As we start off 2010 and the economy is slowly recovering, most of the planners I know are much more aware of the costs of their events and are under more pressure to ensure that they make a profit (or come in under budget). At the very least, they need to break even (or not exceed their allocated budget). These folks deal with this issue regularly, however, and have all the tools they need to track income and expenses to be able to project how they’ll do financially. And, if they are working with a fixed budget, it is relatively easy to simply tally up all of the projected expenses and compare the two numbers. You break even when your income matches or exceeds your expenses.
But what if you are planning your own event and you do not have a specific funding amount or if the event has to fund itself? How do you know when you will hit the “break-even point” and start making a profit? Well…there is an art and a science to this.
Let’s look at a key formula first (science) and then we’ll discuss how to use it (art and science). [Warning! This will involve some math but don’t panic; we’ll go through each piece of it.]
Rate Per Person = [SM + FC + (X * VC) + IC + PM] / Y
That’s a lot of variables. What do they mean?
SM = “Sunk” Money: This represents money that you spend to put on an event that you must spend whether or not the event happens. For instance, money spent promoting the event and non-refundable deposits are both considered “sunk” money. Sunk money can often be “buried” within other costs but it is something that is quite important to know, especially if cancellation of your event becomes necessary.
FC = Fixed Costs: These are expenses that usually do not change based on the actual attendance at the event. A good example here is a speaker’s fees. Typically, a speaker will charge you a set fee to present at your event, which will not change if your numbers go from 100 people up to 125 people or down to 93 people. Other examples of fixed costs include audio-visual equipment, guest rooms for speakers or other VIPs (if covered by the event), awards, etc.
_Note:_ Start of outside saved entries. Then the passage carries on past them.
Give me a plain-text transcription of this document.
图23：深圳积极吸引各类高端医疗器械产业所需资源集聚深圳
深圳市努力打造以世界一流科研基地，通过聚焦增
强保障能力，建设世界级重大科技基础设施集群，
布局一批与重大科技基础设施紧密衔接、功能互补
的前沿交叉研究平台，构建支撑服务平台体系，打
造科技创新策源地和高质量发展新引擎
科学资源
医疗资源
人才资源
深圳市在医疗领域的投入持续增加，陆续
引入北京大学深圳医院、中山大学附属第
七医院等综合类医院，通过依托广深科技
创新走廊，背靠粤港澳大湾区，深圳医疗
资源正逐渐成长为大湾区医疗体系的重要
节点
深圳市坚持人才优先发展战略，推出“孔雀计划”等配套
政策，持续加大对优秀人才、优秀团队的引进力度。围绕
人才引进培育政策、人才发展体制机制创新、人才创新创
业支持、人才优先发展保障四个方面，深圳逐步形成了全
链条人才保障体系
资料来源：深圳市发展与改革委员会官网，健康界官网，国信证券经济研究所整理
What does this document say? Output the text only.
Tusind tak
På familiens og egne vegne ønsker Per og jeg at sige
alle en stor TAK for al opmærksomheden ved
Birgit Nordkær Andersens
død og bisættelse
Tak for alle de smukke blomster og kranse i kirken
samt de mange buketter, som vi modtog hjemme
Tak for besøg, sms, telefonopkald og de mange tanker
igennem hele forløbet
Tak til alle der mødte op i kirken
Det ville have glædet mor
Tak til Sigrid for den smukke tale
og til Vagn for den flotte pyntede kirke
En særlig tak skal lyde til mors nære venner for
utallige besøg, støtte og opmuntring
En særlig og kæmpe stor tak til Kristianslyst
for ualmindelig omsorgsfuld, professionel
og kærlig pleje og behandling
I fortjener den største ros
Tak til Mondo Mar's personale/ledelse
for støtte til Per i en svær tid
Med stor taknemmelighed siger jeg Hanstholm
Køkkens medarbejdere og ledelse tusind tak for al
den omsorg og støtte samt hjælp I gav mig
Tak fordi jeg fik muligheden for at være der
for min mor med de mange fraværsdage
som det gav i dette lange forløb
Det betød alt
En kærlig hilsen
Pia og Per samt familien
X = This variable represents the number of people who will attend your event. It is not necessarily the same number as the number of people who will pay to attend your event!
VC = Variable Costs. Variable costs are those expenses that depend on the actual number of people that you plan to provide for. In other words, the total amount you will pay is affected by changes in your attendance. The classic example of a variable cost is a meal. You pay on a per person basis for meals and they are even presented that way in hotel menus.
IC = Indirect Costs: Also known as personnel or administrative costs. This represents staff salaries, office overhead, and other related expenses that may not be directly tied to the event but must be somehow “recouped” by the event.
PM = Profit Margin. Quite simply, this represents how much profit the event must make once all expenses are paid. This is particularly useful to include in cases where an event is being used as a fundraiser for other activities your group is doing.
Y = Number of participants who will pay to attend
Note: all of these variables, except for number of people (X and Y), are expressed in dollars (or whatever currency you’re using). I tend to round to the nearest whole dollar to make calculations a bit easier but it is not necessary, especially if you use a spreadsheet to do the calculations for you. It can also be tricky sometimes to know if an expense is a fixed cost (FC) or a variable cost (VC). Just remember that a variable cost is one that is based on the number of people attending, even though you may order more or less of something based on other information. For instance, if I need poster boards for a scientific presentation session, the number of boards required will vary based on size of posters, number of presenters, and the layout I want to use. However, rental of the boards is still considered a fixed cost (FC) because it does not matter if I have 100 people attending the event or 75 or 140 – attendance does not affect the cost for renting the boards.
Fill in the blanks and do the math – and you have your break-even point based on your projected attendance. Essentially what we’ve done with this equation is add up all of the event’s expenses and then divide by the number of people paying to attend the event to get a rate per attendee. This amount is the basis for coming up with a registration fee for the event and, ultimately, determining a realistic break-even point.